Crouching by the ladies’ lingerie section in Sainsbury’s to study the denier quality of opaque knee highs isn’t, perhaps, the most glamorous image of a Master of Foxhounds (MFH) going about his preparation for the season ahead… and without a single MP in sight. However, for anyone who has panicked with the agony of calf cramp when putting on or removing their hunting boots, talcum powder and smooth lower leg tights are life-savers.
Hounds and horses aren’t packed away in the spring while the masters and staff go to Barbados for the summer, returning for the puppy show and occasional hound parade. Financial and organisational arrangements for the new season should have been confirmed months ago. After all, the autumn is the busiest time of year for masters and staff and it all needs to click into gear. Every aspect of hunting needs to be addressed prior to the season starting. Hounds and horses need to be suitably exercised. New farmers must be visited and all of the country covered to ensure that farmers are happy. Any broken fences need repairing and new ones built. Tack and all equipment — including the hunt vehicles — must be in good order.
Before hunting starts, the older hunt coats receive their annual makeover with my inexpert needle and thread. Any new kit needs breaking in and fitting properly to avoid an early morning crisis. Importantly, does that new “beginning of term” haircut mean your hat wobbles?
Hound lists are printed for kennels, to ensure that accurate records are kept of who hunted and when. Today’s masters should check that the trail-laying equipment — including camera — is all up together along with the Daily Record Sheets that must be completed after each day’s hunting to aid our proof of legal compliance.
A good start
The last few weeks of hound exercise, in particular, demand careful management. In our busy, well-used countryside, hound education is as important as fitness. Hounds must become neither bored and sour, nor like a rattling tin of jumping beans, ready to fire off in every direction. Boxing up to exercise around the hunt country gets the hounds used to the lorry and different places. It is good for the hounds to be seen, “off games”, by farmers, supporters and the general public away from kennels.
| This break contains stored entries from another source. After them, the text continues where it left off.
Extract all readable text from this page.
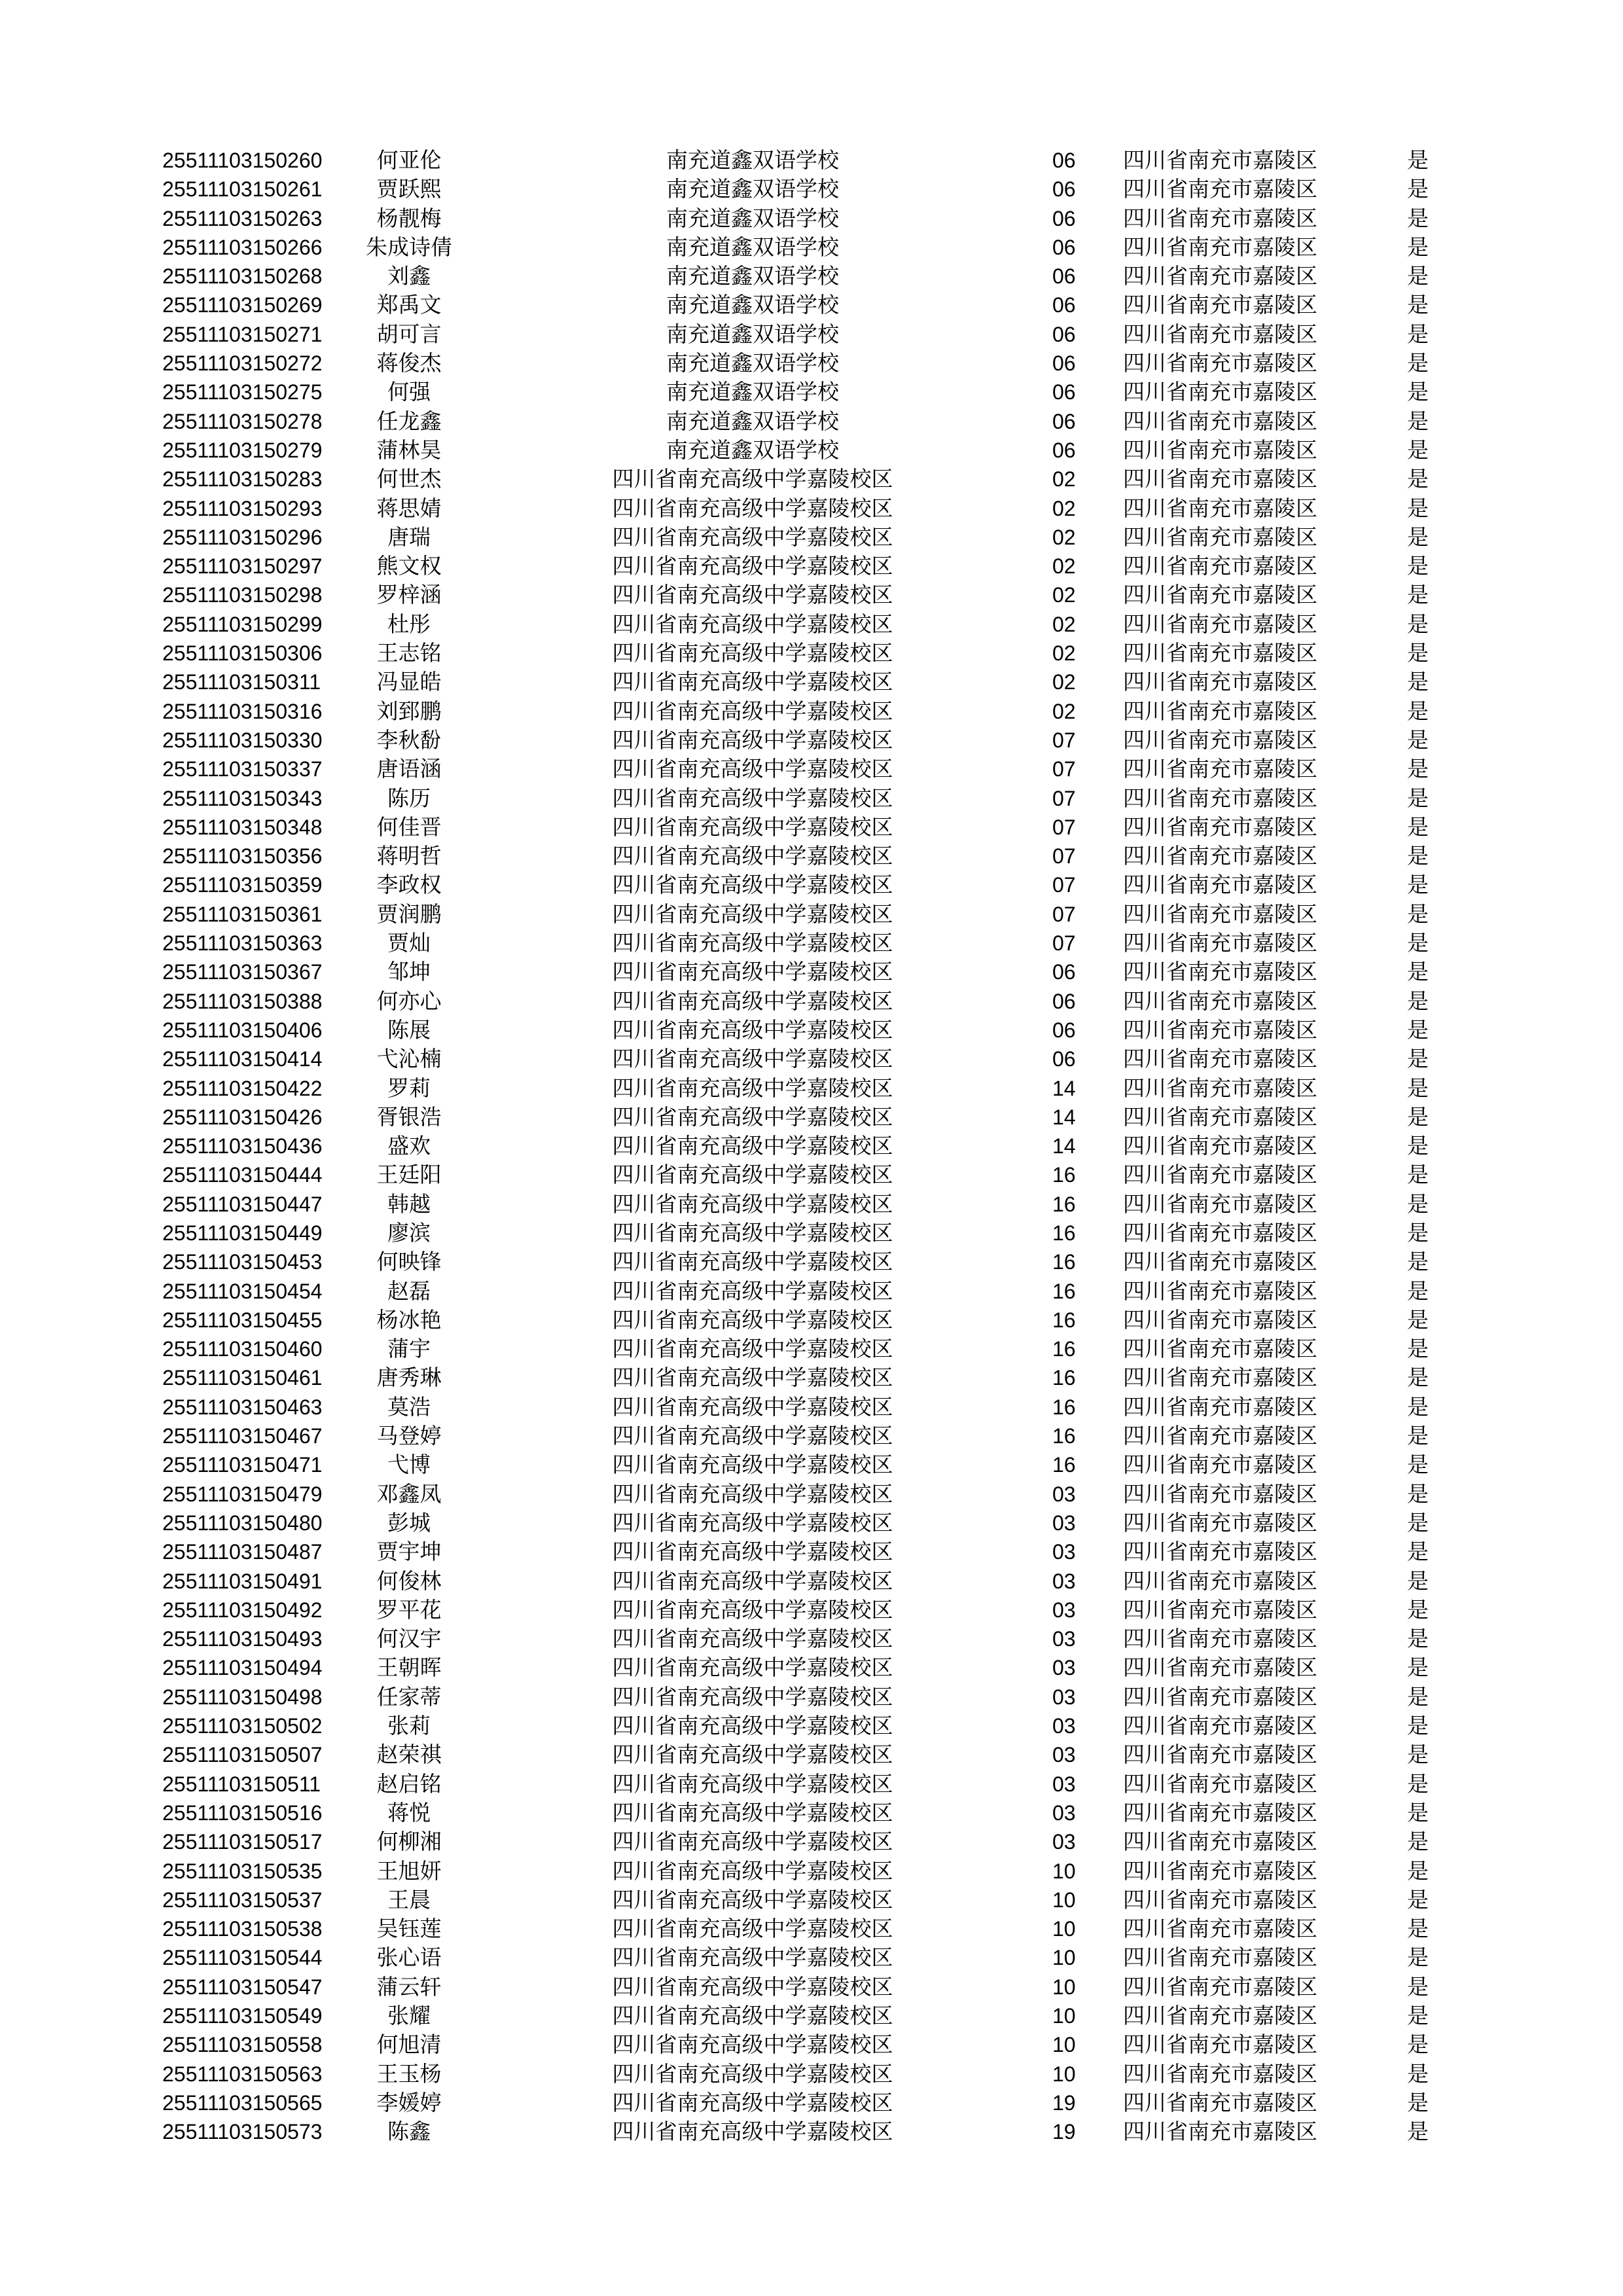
25511103150260	何亚伦	南充道鑫双语学校	06 四川省南充市嘉陵区	是
25511103150261	贾跃熙	南充道鑫双语学校	06 四川省南充市嘉陵区	是
25511103150263	杨靓梅	南充道鑫双语学校	06 四川省南充市嘉陵区	是
25511103150266	朱成诗倩	南充道鑫双语学校	06 四川省南充市嘉陵区	是
25511103150268	刘鑫	南充道鑫双语学校	06 四川省南充市嘉陵区	是
25511103150269	郑禹文	南充道鑫双语学校	06 四川省南充市嘉陵区	是
25511103150271	胡可言	南充道鑫双语学校	06 四川省南充市嘉陵区	是
25511103150272	蒋俊杰	南充道鑫双语学校	06 四川省南充市嘉陵区	是
25511103150275	何强	南充道鑫双语学校	06 四川省南充市嘉陵区	是
25511103150278	任龙鑫	南充道鑫双语学校	06 四川省南充市嘉陵区	是
25511103150279	蒲林昊	南充道鑫双语学校	06 四川省南充市嘉陵区	是
25511103150283	何世杰	四川省南充高级中学嘉陵校区	02 四川省南充市嘉陵区	是
25511103150293	蒋思婧	四川省南充高级中学嘉陵校区	02 四川省南充市嘉陵区	是
25511103150296	唐瑞	四川省南充高级中学嘉陵校区	02 四川省南充市嘉陵区	是
25511103150297	熊文权	四川省南充高级中学嘉陵校区	02 四川省南充市嘉陵区	是
25511103150298	罗梓涵	四川省南充高级中学嘉陵校区	02 四川省南充市嘉陵区	是
25511103150299	杜彤	四川省南充高级中学嘉陵校区	02 四川省南充市嘉陵区	是
25511103150306	王志铭	四川省南充高级中学嘉陵校区	02 四川省南充市嘉陵区	是
25511103150311	冯显皓	四川省南充高级中学嘉陵校区	02 四川省南充市嘉陵区	是
25511103150316	刘郅鹏	四川省南充高级中学嘉陵校区	02 四川省南充市嘉陵区	是
25511103150330	李秋馚	四川省南充高级中学嘉陵校区	07 四川省南充市嘉陵区	是
25511103150337	唐语涵	四川省南充高级中学嘉陵校区	07 四川省南充市嘉陵区	是
25511103150343	陈历	四川省南充高级中学嘉陵校区	07 四川省南充市嘉陵区	是
25511103150348	何佳晋	四川省南充高级中学嘉陵校区	07 四川省南充市嘉陵区	是
25511103150356	蒋明哲	四川省南充高级中学嘉陵校区	07 四川省南充市嘉陵区	是
25511103150359	李政权	四川省南充高级中学嘉陵校区	07 四川省南充市嘉陵区	是
25511103150361	贾润鹏	四川省南充高级中学嘉陵校区	07 四川省南充市嘉陵区	是
25511103150363	贾灿	四川省南充高级中学嘉陵校区	07 四川省南充市嘉陵区	是
25511103150367	邹坤	四川省南充高级中学嘉陵校区	06 四川省南充市嘉陵区	是
25511103150388	何亦心	四川省南充高级中学嘉陵校区	06 四川省南充市嘉陵区	是
25511103150406	陈展	四川省南充高级中学嘉陵校区	06 四川省南充市嘉陵区	是
25511103150414	弋沁楠	四川省南充高级中学嘉陵校区	06 四川省南充市嘉陵区	是
25511103150422	罗莉	四川省南充高级中学嘉陵校区	14 四川省南充市嘉陵区	是
25511103150426	胥银浩	四川省南充高级中学嘉陵校区	14 四川省南充市嘉陵区	是
25511103150436	盛欢	四川省南充高级中学嘉陵校区	14 四川省南充市嘉陵区	是
25511103150444	王廷阳	四川省南充高级中学嘉陵校区	16 四川省南充市嘉陵区	是
25511103150447	韩越	四川省南充高级中学嘉陵校区	16 四川省南充市嘉陵区	是
25511103150449	廖滨	四川省南充高级中学嘉陵校区	16 四川省南充市嘉陵区	是
25511103150453	何映锋	四川省南充高级中学嘉陵校区	16 四川省南充市嘉陵区	是
25511103150454	赵磊	四川省南充高级中学嘉陵校区	16 四川省南充市嘉陵区	是
25511103150455	杨冰艳	四川省南充高级中学嘉陵校区	16 四川省南充市嘉陵区	是
25511103150460	蒲宇	四川省南充高级中学嘉陵校区	16 四川省南充市嘉陵区	是
25511103150461	唐秀琳	四川省南充高级中学嘉陵校区	16 四川省南充市嘉陵区	是
25511103150463	莫浩	四川省南充高级中学嘉陵校区	16 四川省南充市嘉陵区	是
25511103150467	马登婷	四川省南充高级中学嘉陵校区	16 四川省南充市嘉陵区	是
25511103150471	弋博	四川省南充高级中学嘉陵校区	16 四川省南充市嘉陵区	是
25511103150479	邓鑫凤	四川省南充高级中学嘉陵校区	03 四川省南充市嘉陵区	是
25511103150480	彭城	四川省南充高级中学嘉陵校区	03 四川省南充市嘉陵区	是
25511103150487	贾宇坤	四川省南充高级中学嘉陵校区	03 四川省南充市嘉陵区	是
25511103150491	何俊林	四川省南充高级中学嘉陵校区	03 四川省南充市嘉陵区	是
25511103150492	罗平花	四川省南充高级中学嘉陵校区	03 四川省南充市嘉陵区	是
25511103150493	何汉宇	四川省南充高级中学嘉陵校区	03 四川省南充市嘉陵区	是
25511103150494	王朝晖	四川省南充高级中学嘉陵校区	03 四川省南充市嘉陵区	是
25511103150498	任家蒂	四川省南充高级中学嘉陵校区	03 四川省南充市嘉陵区	是
25511103150502	张莉	四川省南充高级中学嘉陵校区	03 四川省南充市嘉陵区	是
25511103150507	赵荣祺	四川省南充高级中学嘉陵校区	03 四川省南充市嘉陵区	是
25511103150511	赵启铭	四川省南充高级中学嘉陵校区	03 四川省南充市嘉陵区	是
25511103150516	蒋悦	四川省南充高级中学嘉陵校区	03 四川省南充市嘉陵区	是
25511103150517	何柳湘	四川省南充高级中学嘉陵校区	03 四川省南充市嘉陵区	是
25511103150535	王旭妍	四川省南充高级中学嘉陵校区	10 四川省南充市嘉陵区	是
25511103150537	王晨	四川省南充高级中学嘉陵校区	10 四川省南充市嘉陵区	是
25511103150538	吴钰莲	四川省南充高级中学嘉陵校区	10 四川省南充市嘉陵区	是
25511103150544	张心语	四川省南充高级中学嘉陵校区	10 四川省南充市嘉陵区	是
25511103150547	蒲云轩	四川省南充高级中学嘉陵校区	10 四川省南充市嘉陵区	是
25511103150549	张耀	四川省南充高级中学嘉陵校区	10 四川省南充市嘉陵区	是
25511103150558	何旭清	四川省南充高级中学嘉陵校区	10 四川省南充市嘉陵区	是
25511103150563	王玉杨	四川省南充高级中学嘉陵校区	10 四川省南充市嘉陵区	是
25511103150565	李媛婷	四川省南充高级中学嘉陵校区	19 四川省南充市嘉陵区	是
25511103150573	陈鑫	四川省南充高级中学嘉陵校区	19 四川省南充市嘉陵区	是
New hunt horses may have been introduced to hounds and of course, young hounds have to become confident with horses. Only a handful of the larger establishments (and some of the smaller ones) stable their hunt horses away from the actual kennels, so most young hounds do get to see horses every day, either in the yard or walking out in the fields during the afternoon.
It is a constant and necessary challenge to open new country each summer. My professor of composition at university used to say that if a composer’s music isn’t regularly performed, then there’s usually a good reason: it isn’t any good. If you have a well-run country, then it follows that there are unlikely to be too many large, huntable areas not already open. That said, it is nearly always possible to improve and add to existing country.
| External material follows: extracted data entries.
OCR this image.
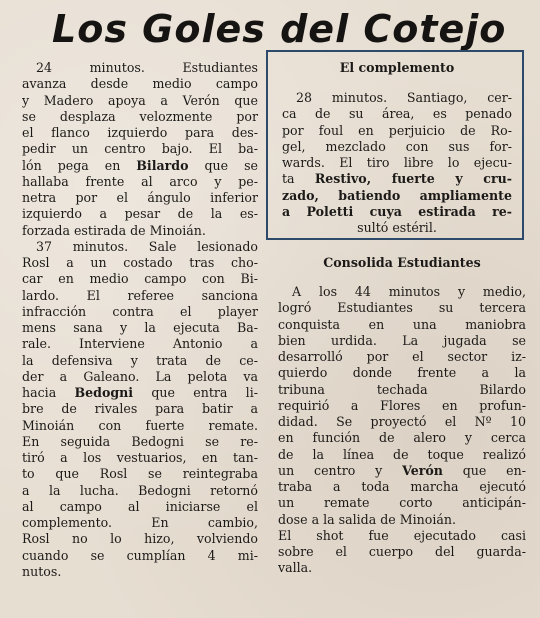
Los Goles del Cotejo
24 minutos. Estudiantes
avanza desde medio campo
y Madero apoya a Verón que
se desplaza velozmente por
el flanco izquierdo para des-
pedir un centro bajo. El ba-
lón pega en Bilardo que se
hallaba frente al arco y pe-
netra por el ángulo inferior
izquierdo a pesar de la es-
forzada estirada de Minoián.
37 minutos. Sale lesionado
Rosl a un costado tras cho-
car en medio campo con Bi-
lardo. El referee sanciona
infracción contra el player
mens sana y la ejecuta Ba-
rale. Interviene Antonio a
la defensiva y trata de ce-
der a Galeano. La pelota va
hacia Bedogni que entra li-
bre de rivales para batir a
Minoián con fuerte remate.
En seguida Bedogni se re-
tiró a los vestuarios, en tan-
to que Rosl se reintegraba
a la lucha. Bedogni retornó
al campo al iniciarse el
complemento. En cambio,
Rosl no lo hizo, volviendo
cuando se cumplían 4 mi-
nutos.
El complemento
28 minutos. Santiago, cer-
ca de su área, es penado
por foul en perjuicio de Ro-
gel, mezclado con sus for-
wards. El tiro libre lo ejecu-
ta Restivo, fuerte y cru-
zado, batiendo ampliamente
a Poletti cuya estirada re-
sultó estéril.
Consolida Estudiantes
A los 44 minutos y medio,
logró Estudiantes su tercera
conquista en una maniobra
bien urdida. La jugada se
desarrolló por el sector iz-
quierdo donde frente a la
tribuna techada Bilardo
requirió a Flores en profun-
didad. Se proyectó el Nº 10
en función de alero y cerca
de la línea de toque realizó
un centro y Verón que en-
traba a toda marcha ejecutó
un remate corto anticipán-
dose a la salida de Minoián.
El shot fue ejecutado casi
sobre el cuerpo del guarda-
valla.
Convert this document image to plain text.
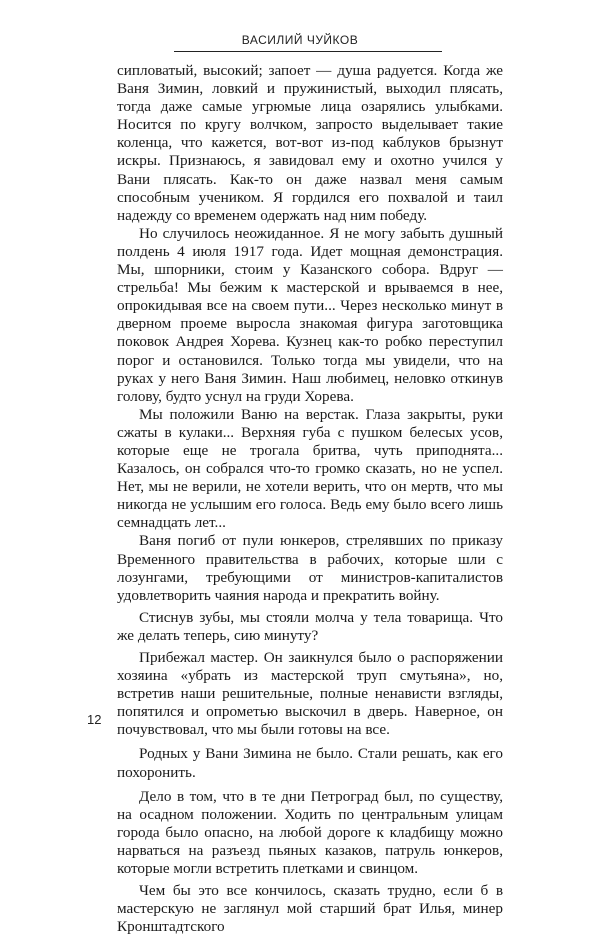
ВАСИЛИЙ ЧУЙКОВ

сипловатый, высокий; запоет — душа радуется. Когда же Ваня Зимин, ловкий и пружинистый, выходил плясать, тогда даже самые угрюмые лица озарялись улыбками. Носится по кругу волчком, запросто выделывает такие коленца, что кажется, вот-вот из-под каблуков брызнут искры. Признаюсь, я завидовал ему и охотно учился у Вани плясать. Как-то он даже назвал меня самым способным учеником. Я гордился его похвалой и таил надежду со временем одержать над ним победу.

Но случилось неожиданное. Я не могу забыть душный полдень 4 июля 1917 года. Идет мощная демонстрация. Мы, шпорники, стоим у Казанского собора. Вдруг — стрельба! Мы бежим к мастерской и врываемся в нее, опрокидывая все на своем пути... Через несколько минут в дверном проеме выросла знакомая фигура заготовщика поковок Андрея Хорева. Кузнец как-то робко переступил порог и остановился. Только тогда мы увидели, что на руках у него Ваня Зимин. Наш любимец, неловко откинув голову, будто уснул на груди Хорева.

Мы положили Ваню на верстак. Глаза закрыты, руки сжаты в кулаки... Верхняя губа с пушком белесых усов, которые еще не трогала бритва, чуть приподнята... Казалось, он собрался что-то громко сказать, но не успел. Нет, мы не верили, не хотели верить, что он мертв, что мы никогда не услышим его голоса. Ведь ему было всего лишь семнадцать лет...

Ваня погиб от пули юнкеров, стрелявших по приказу Временного правительства в рабочих, которые шли с лозунгами, требующими от министров-капиталистов удовлетворить чаяния народа и прекратить войну.

Стиснув зубы, мы стояли молча у тела товарища. Что же делать теперь, сию минуту?

Прибежал мастер. Он заикнулся было о распоряжении хозяина «убрать из мастерской труп смутьяна», но, встретив наши решительные, полные ненависти взгляды, попятился и опрометью выскочил в дверь. Наверное, он почувствовал, что мы были готовы на все.

Родных у Вани Зимина не было. Стали решать, как его похоронить.

Дело в том, что в те дни Петроград был, по существу, на осадном положении. Ходить по центральным улицам города было опасно, на любой дороге к кладбищу можно нарваться на разъезд пьяных казаков, патруль юнкеров, которые могли встретить плетками и свинцом.

Чем бы это все кончилось, сказать трудно, если б в мастерскую не заглянул мой старший брат Илья, минер Кронштадтского

12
The apocryphal tale that Captain Wallace never hunted a piece of country more than once in the same way is probably a little farfetched, given his length of remarkable masterships, however it is vital to give the punters a fresh approach and ring the changes.
Thanks to our summer arriving better late than never and increasingly large, efficient machinery, the harvest has been relatively prompt. Most hunts have been out autumn hunting for several weeks trying to catch the best of the early morning conditions before they are burnt off by the sun. Once the first hound spoke on a crisp morn, the hound shows were but a distant memory. Hounds now have a serious job of work to do, which fortunately, they adore.